Carte blanche

Plaidoyer pour un rail européen sans frontière

En cette période de mobilisation intense et continue pour sauver le climat, l’attention se porte régulièrement sur les déplacements moyennes et longues distances. L’aviation est à juste titre pointée du doigt et le rail plébiscité. Encore faut-il qu’il ait les moyens de ses ambitions, comme ce fut le cas pour la voiture et ses réseaux transeuropéens largement subsidiés par l’Europe. Un réseau ferroviaire européen unifié et librement accessible doit rapidement voir le jour.

Le service public SNCB vous transporte toutes les heures pour un prix raisonnable à Essen, Hamont, Welkenraedt, Quiévrain ou La Panne, terminus des trains IC juste avant la frontière. Puis les soucis commencent. Pourtant, l’évidence voudrait qu’ils continuent sans heurt vers Roosendaal, Weert, Aix-la-Chapelle, Valenciennes ou Dunkerque grâce à une offre transfrontalière. Non ?

Imagine-t-on une autoroute qui s’arrêterait brusquement à la frontière ? Cette carence dans l’offre transfrontalière n’est pas l’apanage de la seule Belgique. Elle existe également entre l’Allemagne et la France, l’Allemagne et la Pologne ou encore entre l’Espagne et le Portugal. Les transports publics devraient jouer un rôle plus important non seulement à l’intérieur du pays, mais aussi dans le trafic entre États membres, comme c’est le cas dans le secteur des télécommunications. Les frontières entre les réseaux de transports publics doivent être « transparentes » et il est temps de mettre un terme aux tarifs élevés de l’ « itinérance » pour ceux qui voyagent en transports publics vers un autre État membre.

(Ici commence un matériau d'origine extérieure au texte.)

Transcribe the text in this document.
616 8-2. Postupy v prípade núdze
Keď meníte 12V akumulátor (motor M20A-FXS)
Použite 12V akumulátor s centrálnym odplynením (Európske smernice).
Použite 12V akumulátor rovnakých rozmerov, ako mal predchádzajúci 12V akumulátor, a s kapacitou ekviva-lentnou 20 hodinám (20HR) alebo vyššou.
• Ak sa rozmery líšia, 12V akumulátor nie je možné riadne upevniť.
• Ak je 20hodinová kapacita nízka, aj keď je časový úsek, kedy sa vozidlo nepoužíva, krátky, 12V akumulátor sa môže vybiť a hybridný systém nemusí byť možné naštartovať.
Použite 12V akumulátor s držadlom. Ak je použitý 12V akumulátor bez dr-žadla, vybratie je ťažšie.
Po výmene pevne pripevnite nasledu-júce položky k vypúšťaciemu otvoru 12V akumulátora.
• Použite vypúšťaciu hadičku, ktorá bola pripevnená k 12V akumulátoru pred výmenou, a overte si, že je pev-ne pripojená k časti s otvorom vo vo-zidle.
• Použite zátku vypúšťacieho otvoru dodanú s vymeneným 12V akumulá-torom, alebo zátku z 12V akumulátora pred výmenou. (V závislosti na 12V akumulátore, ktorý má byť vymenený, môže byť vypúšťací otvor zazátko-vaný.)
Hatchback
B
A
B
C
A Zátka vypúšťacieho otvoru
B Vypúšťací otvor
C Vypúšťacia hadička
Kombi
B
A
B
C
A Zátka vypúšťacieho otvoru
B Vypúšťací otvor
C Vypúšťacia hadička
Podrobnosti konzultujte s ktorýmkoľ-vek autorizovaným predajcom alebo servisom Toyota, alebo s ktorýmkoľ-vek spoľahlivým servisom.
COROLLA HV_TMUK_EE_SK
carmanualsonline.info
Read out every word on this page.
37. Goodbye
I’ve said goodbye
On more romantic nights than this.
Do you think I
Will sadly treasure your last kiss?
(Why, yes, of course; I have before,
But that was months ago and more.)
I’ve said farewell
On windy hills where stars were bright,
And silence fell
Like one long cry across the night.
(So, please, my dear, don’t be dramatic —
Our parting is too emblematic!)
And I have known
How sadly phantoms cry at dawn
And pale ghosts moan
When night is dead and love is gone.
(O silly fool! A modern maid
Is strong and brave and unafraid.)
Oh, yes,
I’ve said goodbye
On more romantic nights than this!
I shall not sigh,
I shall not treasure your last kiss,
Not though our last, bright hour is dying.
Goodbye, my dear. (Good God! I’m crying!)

Un certain nombre de lignes à grande vitesse importantes ont été construites au cours des dernières décennies. Tous les contribuables les ont payées, mais l’exploitation du train sur ces lignes a été entièrement laissée au marché par la suite. Les Français, en particulier, considèrent le TGV comme un avion sur rails avec les mêmes règles d’utilisation : réservation obligatoire et tarifs élevés si vous ne réservez pas longtemps à l’avance. En raison de la division en plusieurs sociétés distinctes (Thalys, Eurostar, TGV, ICE, …), il est désormais beaucoup plus difficile qu’à l’époque des frontières intérieures de réserver des billets avec la garantie d’une correspondance. Pour réserver un voyage avec différents transferts, il faut vraiment être motivé et ne pas regarder aux dépenses. Vous ne payez pas la TVA sur les billets d’avion, mais payez-vous la TVA sur les billets de train ? Une concurrence loyale n’était-elle pas l’un des piliers du projet européen ?

Un service public européen

La Belgique dispose d’une offre de TGV bien étoffée vers nos pays voisins, mais les trains classiques de longue distance et les trains de nuit, par exemple vers Vienne, Milan, Berlin ou le sud de la France, ont délibérément été saignés à mort. Le train à grande vitesse a rapproché de nombreuses villes de nos pays voisins, mais à titre d’exemple, ceux qui veulent se rendre à Luxembourg ou à mi-chemin entre Bruxelles et Paris, voyagent aujourd’hui plus longtemps qu’auparavant en train international traditionnel. Cela a créé un réseau ferroviaire à deux vitesses.

Voyager à l’étranger en train devrait être aussi facile que de se rendre dans un pays voisin en voiture.

Pourquoi, en plus de ce réseau à grande vitesse, l’Europe ne peut-elle pas mettre en place un réseau de base utilisant des trains classiques, accessibles à tous, sans surtaxe ni obligation de réservation et à des prix raisonnables ? Voyager à l’étranger en train devrait être aussi facile que de se rendre dans un pays voisin en voiture. Afin de faire bénéficier tous les Européens de ce réseau et de renforcer la cohésion sociale et géographique au sein de l’Union, les recettes des relations rentables peuvent être utilisées pour financer les relations entre régions ou pays avec une plus faible densité de population. La concurrence ne doit plus être une fin en soi, mais un levier pour promouvoir un service public européen.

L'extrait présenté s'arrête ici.